The European Food Safety Authority’s (EFSA’s) GMO panel has issued a positive opinion on the safety of Impossible Foods’ heme protein ingredient (soy leghemoglobin), bringing the firm’s flagship products closer to commercialization in the EU.
While Impossible Foods could launch products in the EU (as it did in the UK in 2022) without the heme protein, the blood-red substance (which Impossible Foods makes from a genetically engineered yeast strain) is a key ingredient in its flagship plant-based beef products, and has been going through a lengthy approval process as a food additive.
This requires a green light both from EFSA’s Panel on Food Additive and Flavourings (which it secured earlier this year) and its Panel on Genetically Modified Organisms (which concluded the ingredient did not present a safety concern at intended use levels in an opinion published today).
There will now be a 30-day comment period, during which questions of a scientific nature will be addressed by EFSA and the European Commission.
The Commission will then draft a decision to be brought to the Standing Committee on Plants, Animals, Food and Feed.
‘This is an important step toward bringing Impossible products to Europe’
An Impossible Foods spokesperson said the opinion was a key milestone on the way to making its flagship products available in the EU, pending final approval by the European Commission and EU Member States.
“This is an important step toward bringing Impossible products to Europe.
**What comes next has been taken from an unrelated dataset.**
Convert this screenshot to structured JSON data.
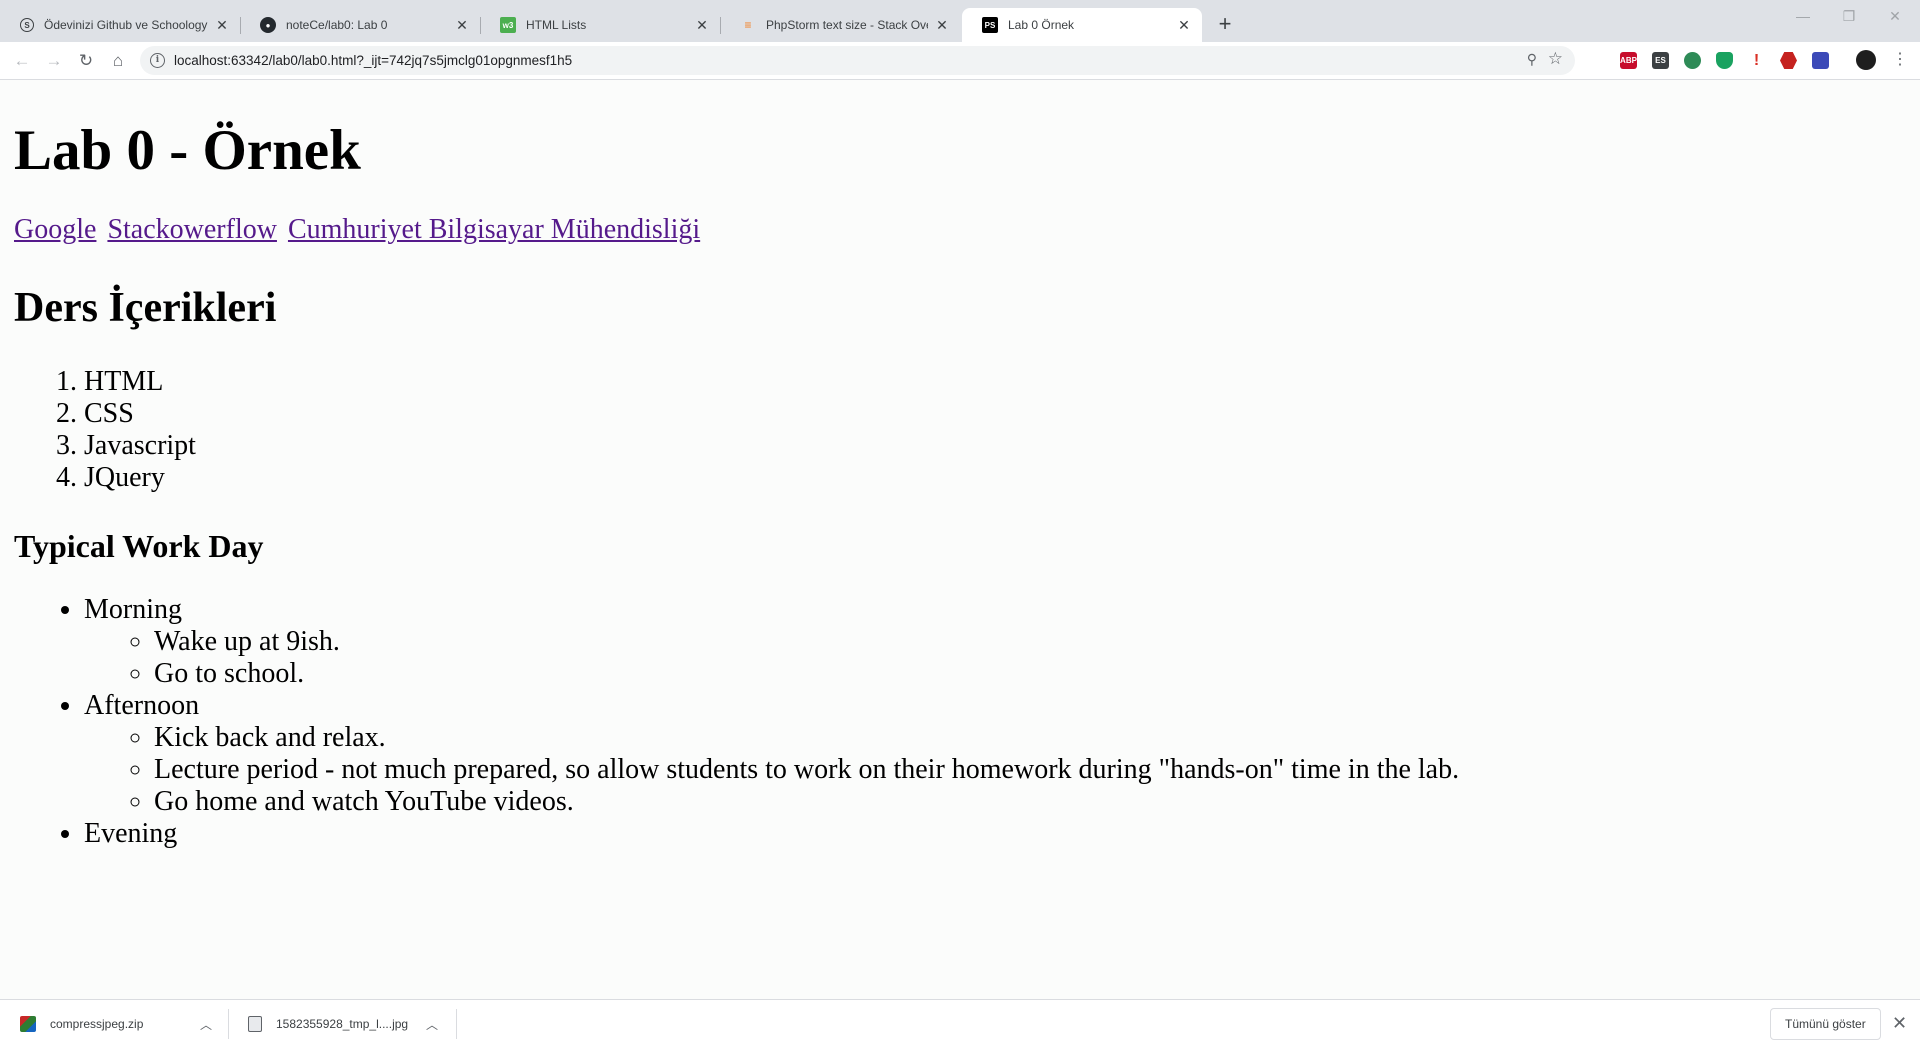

The agency’s comprehensive, scientific assessment of the safety of Soy Leghemoglobin (heme) across two applications reinforces the overall quality and safety of our food, echoing similar approvals from regulators in the United States, Canada, Singapore, Australia, and New Zealand.”
California-based Impossible Foods made its European debut in the UK 2022 with the launch of plant-based chicken nuggets and sausage patties, formulated without soy leghemoglobin. The ingredient—which imparts a meaty flavor and color to Impossible Foods’ beef and pork—is not used in its alt chicken, but is part of the US recipe for sausage patties, which were reformulated for the UK market while the company waited to hear from regulators.
Impossible Foods received a GRAS ‘no questions’ letter from the FDA in 2018 for its soy leghemoglobin and approval to use the ingredient as a color additive approval in 2019.